At the end of this testimony, Grane moved for a nonsuit and received it; Highland Park also received a nonsuit on punitive damages. However, the Superior Court reversed, finding sufficient evidence to support direct and vicarious liability for Grane and punitives for Highland Park. Both corporate entities appealed to the Pennsylvania Supreme Court.

That court upheld the lower court, but with different reasoning, finding that a resident like Scampone may have a valid claim for corporate negligence against the nursing home and related entities. It rejected arguments that nursing home companies cannot be liable for direct negligence because they work through their employees and officers, saying it had recognized a direct duty in the past and that vicarious liability is an insufficient substitute. Nor did the high court believe the nursing home’s argument that its own caselaw limited corporate direct liability to hospitals. The proper question in this case, the court said, was whether evidence showed the kind of relationship between Scampone and the defendants to give rise to a duty of care. Because the trial court did not make its decision on that basis, the Supreme Court said, the case must be remanded to make that determination and conduct any resulting trial.

As a Philadelphia injury lawyer, I am very pleased to see the state’s highest court reject arguments that would have exempted nursing homes from liability in Pennsylvania.

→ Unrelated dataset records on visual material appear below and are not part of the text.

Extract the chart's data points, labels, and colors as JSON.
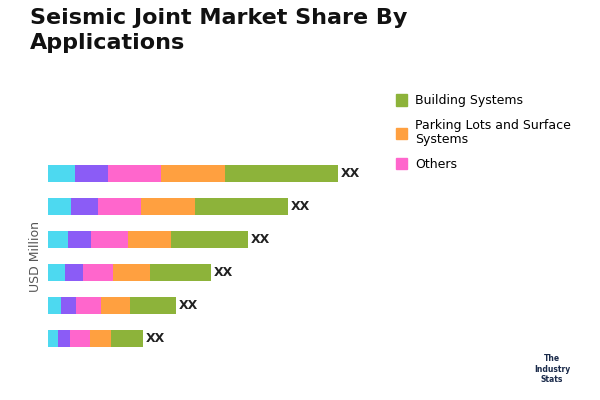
{
  "title": "Seismic Joint Market Share By\nApplications",
  "ylabel": "USD Million",
  "bar_label": "XX",
  "n_bars": 6,
  "segments": {
    "Cyan": [
      0.8,
      0.7,
      0.6,
      0.5,
      0.4,
      0.3
    ],
    "Purple": [
      1.0,
      0.8,
      0.7,
      0.55,
      0.45,
      0.35
    ],
    "Magenta": [
      1.6,
      1.3,
      1.1,
      0.9,
      0.75,
      0.6
    ],
    "Orange": [
      1.9,
      1.6,
      1.3,
      1.1,
      0.85,
      0.65
    ],
    "Green": [
      3.4,
      2.8,
      2.3,
      1.85,
      1.4,
      0.95
    ]
  },
  "colors": {
    "Cyan": "#4DD9F0",
    "Purple": "#8B5CF6",
    "Magenta": "#FF66CC",
    "Orange": "#FFA040",
    "Green": "#8DB33A"
  },
  "legend_items": [
    {
      "label": "Building Systems",
      "color": "#8DB33A"
    },
    {
      "label": "Parking Lots and Surface\nSystems",
      "color": "#FFA040"
    },
    {
      "label": "Others",
      "color": "#FF66CC"
    }
  ],
  "background_color": "#FFFFFF",
  "title_fontsize": 16,
  "axis_label_fontsize": 9,
  "legend_fontsize": 9,
  "bar_height": 0.5
}
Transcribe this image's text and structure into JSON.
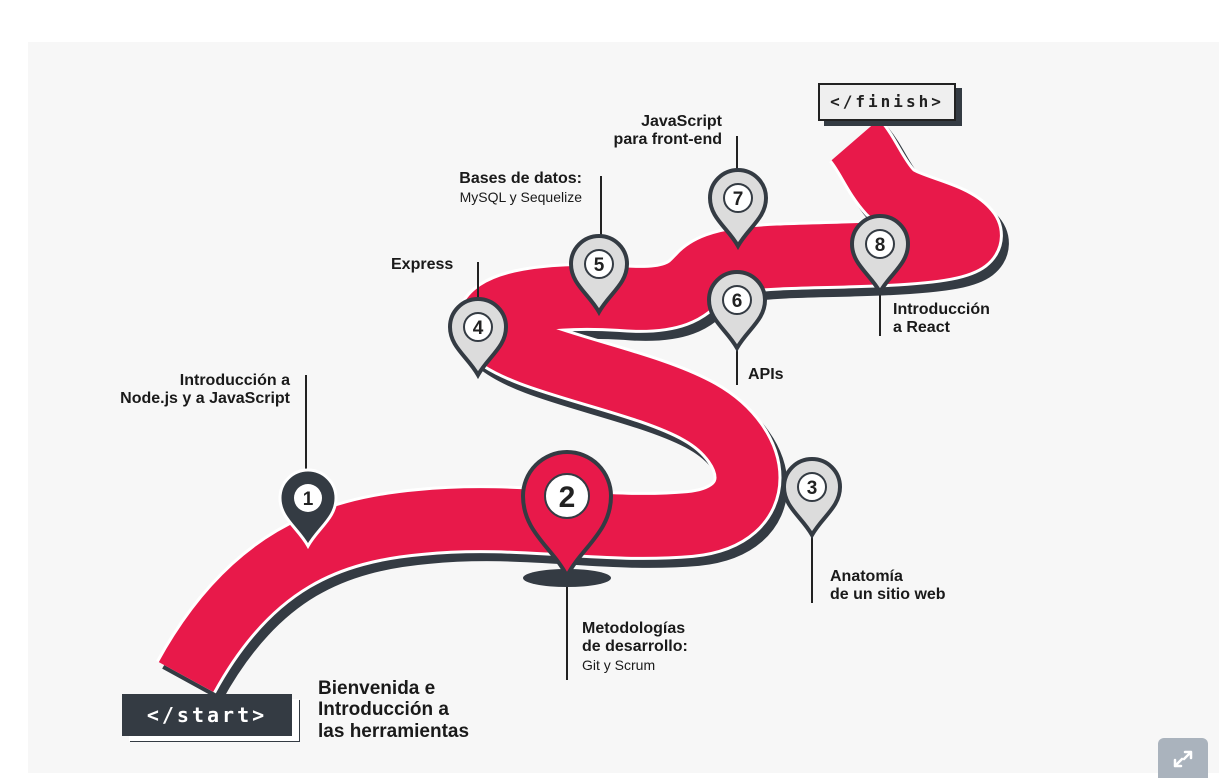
{
  "start_tag": "</start>",
  "finish_tag": "</finish>",
  "start_text": [
    "Bienvenida e",
    "Introducción a",
    "las herramientas"
  ],
  "steps": [
    {
      "number": "1",
      "title": [
        "Introducción a",
        "Node.js y a JavaScript"
      ],
      "subtitle": ""
    },
    {
      "number": "2",
      "title": [
        "Metodologías",
        "de desarrollo:"
      ],
      "subtitle": "Git y Scrum"
    },
    {
      "number": "3",
      "title": [
        "Anatomía",
        "de un sitio web"
      ],
      "subtitle": ""
    },
    {
      "number": "4",
      "title": [
        "Express"
      ],
      "subtitle": ""
    },
    {
      "number": "5",
      "title": [
        "Bases de datos:"
      ],
      "subtitle": "MySQL y Sequelize"
    },
    {
      "number": "6",
      "title": [
        "APIs"
      ],
      "subtitle": ""
    },
    {
      "number": "7",
      "title": [
        "JavaScript",
        "para front-end"
      ],
      "subtitle": ""
    },
    {
      "number": "8",
      "title": [
        "Introducción",
        "a React"
      ],
      "subtitle": ""
    }
  ],
  "colors": {
    "road": "#e8194a",
    "dark": "#343b43",
    "pin_light": "#dcdcdc"
  },
  "icons": {
    "expand": "expand-arrows-icon"
  }
}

Though the court made its decision according to its caselaw rather than what it perceived as good public policy, I believe it’s good public policy to retain nursing home companies’ accountability for wrongdoing. Nursing home companies don’t like to be sued, so if they know a suit is a strong possibility, they’re more likely to prevent any unsafe behavior. This may be the wrong reason to do the right thing, but the end result will be better protection for the elderly and disabled people in Pennsylvania nursing homes. As a Philadelphia medical malpractice lawyer, I believe these vulnerable patients are owed the strongest regulatory scheme we can devise.